The stranger then asks for Joe Gargery and his apprentice Pip. Pip recognizes the stranger as the man on the stairs he had met years ago at Miss Havisham’s. The stranger says he has a lengthy, personal matter to discuss with them and would prefer to do it at their residence.
When they reach the house, the stranger identifies himself as Jaggers, a lawyer in London. He is here on the business of his client. If his advice had been asked, he wouldn’t have approved of this being done—but his advice wasn’t sought, and he will fulfill his duties irregardless.
Jaggers tells Joe that he is here to take his apprentice from him so that he can have a better life. He asks Joe if he wants any compensation, and Joe says no. Jaggers tells Pip that he has great expectations. He will inherit some property someday, and the owner wishes for him to be brought up as a gentleman. Pip assumes Miss Havisham is his benefactor.
The lawyer tells him there are stipulations. He is always to keep his name Pip. His benefactor wishes to remain unknown until the time they choose to contact him. The person will eventually reveal themselves, though Mr. Jaggers doesn’t know when this will be. Pip is not to make an inquiry into the matter. All his dealings must be done through Mr. Jaggers. If Pip has a suspicion that he knows his benefactor, he should keep it to himself. Mr. Jaggers doesn’t know if these stipulations have a good reason behind them or whether they are just whims, but Pip must agree to uphold them if he accepts his great expectations.
Pip agrees. Jaggers tells him he is his guardian for now. He will provide him with an allowance so that he can acquire what he needs and pay for his education. He recommends a tutor—a Mr. Mathew Pocket. Pip remembers the name as a relation of Miss Havisham’s. Jaggers gives him money to buy new clothes.
Mr. Jaggers then remarks that Joe looks flabbergasted. Joe admits he is stunned. Mr. Jaggers tells him that he does have money to compensate Joe, but Joe refuses it. Mr. Jaggers looks like he thinks Joe is a total idiot, which Joe resents. Jaggers tells Pip that the sooner he is gone from this house, the better it will be for him in becoming a gentleman.
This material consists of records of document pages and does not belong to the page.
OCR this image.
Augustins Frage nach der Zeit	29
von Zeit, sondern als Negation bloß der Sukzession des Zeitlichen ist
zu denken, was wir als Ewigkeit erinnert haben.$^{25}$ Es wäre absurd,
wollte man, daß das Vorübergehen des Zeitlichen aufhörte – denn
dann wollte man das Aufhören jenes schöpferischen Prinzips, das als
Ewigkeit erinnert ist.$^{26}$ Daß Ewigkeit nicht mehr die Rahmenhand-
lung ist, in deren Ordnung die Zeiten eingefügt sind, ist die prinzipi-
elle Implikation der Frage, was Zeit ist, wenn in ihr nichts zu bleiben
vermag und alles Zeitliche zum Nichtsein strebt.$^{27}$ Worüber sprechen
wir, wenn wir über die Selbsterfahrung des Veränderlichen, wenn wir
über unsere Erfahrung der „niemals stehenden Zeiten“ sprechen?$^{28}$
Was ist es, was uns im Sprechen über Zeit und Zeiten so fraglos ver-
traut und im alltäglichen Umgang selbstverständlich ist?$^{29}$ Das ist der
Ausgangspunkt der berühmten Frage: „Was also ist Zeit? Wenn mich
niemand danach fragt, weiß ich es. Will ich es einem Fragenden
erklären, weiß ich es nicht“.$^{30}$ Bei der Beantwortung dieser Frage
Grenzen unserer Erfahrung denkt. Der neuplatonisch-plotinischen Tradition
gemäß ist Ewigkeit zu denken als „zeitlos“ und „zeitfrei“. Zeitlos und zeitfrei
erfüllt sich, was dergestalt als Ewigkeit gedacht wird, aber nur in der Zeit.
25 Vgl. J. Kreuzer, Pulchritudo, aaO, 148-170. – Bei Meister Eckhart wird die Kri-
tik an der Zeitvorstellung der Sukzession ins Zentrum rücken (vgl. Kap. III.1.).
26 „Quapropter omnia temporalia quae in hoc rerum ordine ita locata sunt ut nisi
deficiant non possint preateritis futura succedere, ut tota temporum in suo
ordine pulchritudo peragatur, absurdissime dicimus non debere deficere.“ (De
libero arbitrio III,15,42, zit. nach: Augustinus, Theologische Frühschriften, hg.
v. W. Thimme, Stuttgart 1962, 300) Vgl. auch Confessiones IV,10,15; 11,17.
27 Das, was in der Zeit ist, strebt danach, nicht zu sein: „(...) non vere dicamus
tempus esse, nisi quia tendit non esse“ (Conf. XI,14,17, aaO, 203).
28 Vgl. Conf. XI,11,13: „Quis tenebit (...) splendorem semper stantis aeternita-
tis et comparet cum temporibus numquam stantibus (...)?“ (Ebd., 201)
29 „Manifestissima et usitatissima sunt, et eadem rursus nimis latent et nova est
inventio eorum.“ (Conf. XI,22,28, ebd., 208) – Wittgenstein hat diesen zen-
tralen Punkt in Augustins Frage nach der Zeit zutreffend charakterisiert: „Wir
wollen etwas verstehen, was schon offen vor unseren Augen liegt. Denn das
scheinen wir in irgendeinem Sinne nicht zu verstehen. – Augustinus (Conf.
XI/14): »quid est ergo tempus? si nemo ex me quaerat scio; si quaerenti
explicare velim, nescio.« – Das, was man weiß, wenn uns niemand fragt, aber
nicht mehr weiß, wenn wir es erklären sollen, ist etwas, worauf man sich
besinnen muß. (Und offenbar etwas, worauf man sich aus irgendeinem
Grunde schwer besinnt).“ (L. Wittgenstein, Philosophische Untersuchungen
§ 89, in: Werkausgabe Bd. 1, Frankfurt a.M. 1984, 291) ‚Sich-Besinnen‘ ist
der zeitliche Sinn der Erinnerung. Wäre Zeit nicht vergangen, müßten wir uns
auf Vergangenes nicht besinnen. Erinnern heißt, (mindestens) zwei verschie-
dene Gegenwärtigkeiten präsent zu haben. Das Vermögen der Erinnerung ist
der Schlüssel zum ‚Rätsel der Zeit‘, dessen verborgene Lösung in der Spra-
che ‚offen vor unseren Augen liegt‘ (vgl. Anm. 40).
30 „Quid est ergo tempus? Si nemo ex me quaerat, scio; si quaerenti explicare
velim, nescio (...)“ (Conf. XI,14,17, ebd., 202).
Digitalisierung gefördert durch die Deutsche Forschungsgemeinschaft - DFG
He reiterates again that he is being paid for these services and has no personal interest in the matter.
Joe tells Biddy that Pip is to become a gentleman. Pip resents the sadness and wonder in their tones. Pip becomes gloomy as they talk about his going away. He wishes to avoid people making over him, and he doesn’t want to show off the new clothes he is going to buy or tell anyone else about his good fortune.